Tough
new tests for Oxbridge entrants
2007
By
Victoria Neumark and Graeme Paton
Pupils
trying to get into Oxford and Cambridge will face a battery
of entrance tests amid persistent fears that A-levels are
failing to identify the brightest candidates.
For the first time, students applying to study English and
philosophy, politics and economics (PPE) at Oxford will sit
an entrance exam. It recently introduced aptitude tests in
physics, history, mathematics and computer science.
Universities
insist A-levels are no longer an accurate barometer of
ability
At Cambridge, the number of prospective students taking the
"thinking skills" test in a range of subjects including
economics, engineering and natural sciences has risen to
more than 3,000.
It comes as the Institute for Public
Policy Research today launches a renewed attack on the
institutions, saying admissions policies favour pupils from
elite independent schools.
However, with record numbers now leaving school with top
grades, universities insist A-levels are no longer an
accurate barometer of ability.
In
the mid-80s, fewer than half of students applying to Oxford
and Cambridge gained straight As, but this year almost
every candidate is expected to achieve the feat.
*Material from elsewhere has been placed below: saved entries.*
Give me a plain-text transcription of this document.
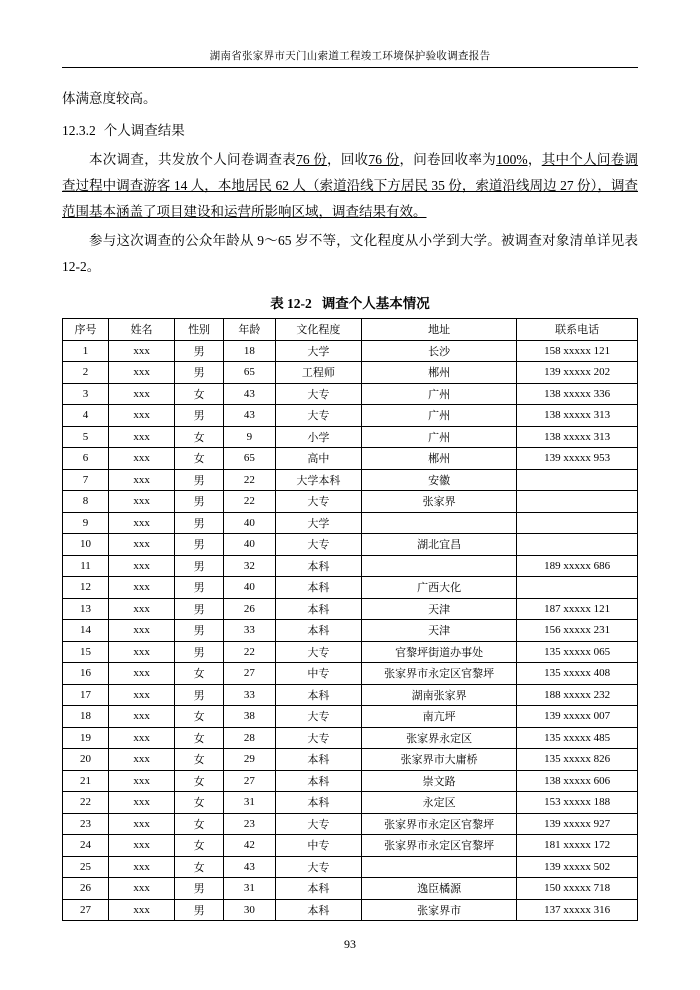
湖南省张家界市天门山索道工程竣工环境保护验收调查报告

体满意度较高。

12.3.2 个人调查结果

本次调查，共发放个人问卷调查表76 份，回收76 份，问卷回收率为100%，其中个人问卷调查过程中调查游客 14 人，本地居民 62 人（索道沿线下方居民 35 份，索道沿线周边 27 份），调查范围基本涵盖了项目建设和运营所影响区域，调查结果有效。

参与这次调查的公众年龄从 9～65 岁不等，文化程度从小学到大学。被调查对象清单详见表 12-2。

表 12-2 调查个人基本情况
序号	姓名	性别	年龄	文化程度	地址	联系电话
1	xxx	男	18	大学	长沙	158 xxxxx 121
2	xxx	男	65	工程师	郴州	139 xxxxx 202
3	xxx	女	43	大专	广州	138 xxxxx 336
4	xxx	男	43	大专	广州	138 xxxxx 313
5	xxx	女	9	小学	广州	138 xxxxx 313
6	xxx	女	65	高中	郴州	139 xxxxx 953
7	xxx	男	22	大学本科	安徽	
8	xxx	男	22	大专	张家界	
9	xxx	男	40	大学		
10	xxx	男	40	大专	湖北宜昌	
11	xxx	男	32	本科		189 xxxxx 686
12	xxx	男	40	本科	广西大化	
13	xxx	男	26	本科	天津	187 xxxxx 121
14	xxx	男	33	本科	天津	156 xxxxx 231
15	xxx	男	22	大专	官黎坪街道办事处	135 xxxxx 065
16	xxx	女	27	中专	张家界市永定区官黎坪	135 xxxxx 408
17	xxx	男	33	本科	湖南张家界	188 xxxxx 232
18	xxx	女	38	大专	南亢坪	139 xxxxx 007
19	xxx	女	28	大专	张家界永定区	135 xxxxx 485
20	xxx	女	29	本科	张家界市大庸桥	135 xxxxx 826
21	xxx	女	27	本科	崇文路	138 xxxxx 606
22	xxx	女	31	本科	永定区	153 xxxxx 188
23	xxx	女	23	大专	张家界市永定区官黎坪	139 xxxxx 927
24	xxx	女	42	中专	张家界市永定区官黎坪	181 xxxxx 172
25	xxx	女	43	大专		139 xxxxx 502
26	xxx	男	31	本科	逸臣橘源	150 xxxxx 718
27	xxx	男	30	本科	张家界市	137 xxxxx 316
93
Most students are preparing to sit aptitude tests at the
end of October — often during half-term holidays –
prompting claims from head teachers that students are
overloaded.
The Association of School and College Leaders (ASCL) wrote
to both universities earlier this year to complain about
the timing.
Martin Ward, the deputy general secretary of the ASCL,
said: "If these tests take place in half-term, someone
reasonably senior is going to have to turn out voluntarily
to supervise them.
"It amounts to the university system taking schools and
colleges for granted." Anthony Seldon, the master of
Wellington College, the private boarding school in
Berkshire, said: "Admissions tests are necessary because
A-levels insufficiently discriminate between the
intellectually gifted and the merely well taught."
Geoff Parks, the director of admissions at Cambridge, said:
"About a fifth of students doing A levels get three As.
Cambridge is interested in the top five per cent. The A
grade at A-level is no longer a good means of identifying a
field of competitive applicants."
Oxford's entrance exam for PPE, which gets 1,300 applicants
for 250 places each year, is designed to assess "the
ability to think critically, reason analytically, and use
language accurately and effectively without having to rely
on any particular subject knowledge", said the university.
At Cambridge, admissions to the similar social and
political sciences course (SPS) suggest that candidates
take Advanced Extension Awards (AEAs), or super-A levels,
which ask for "logical and critical thinking skills and a
greater depth of understanding than required at A-level".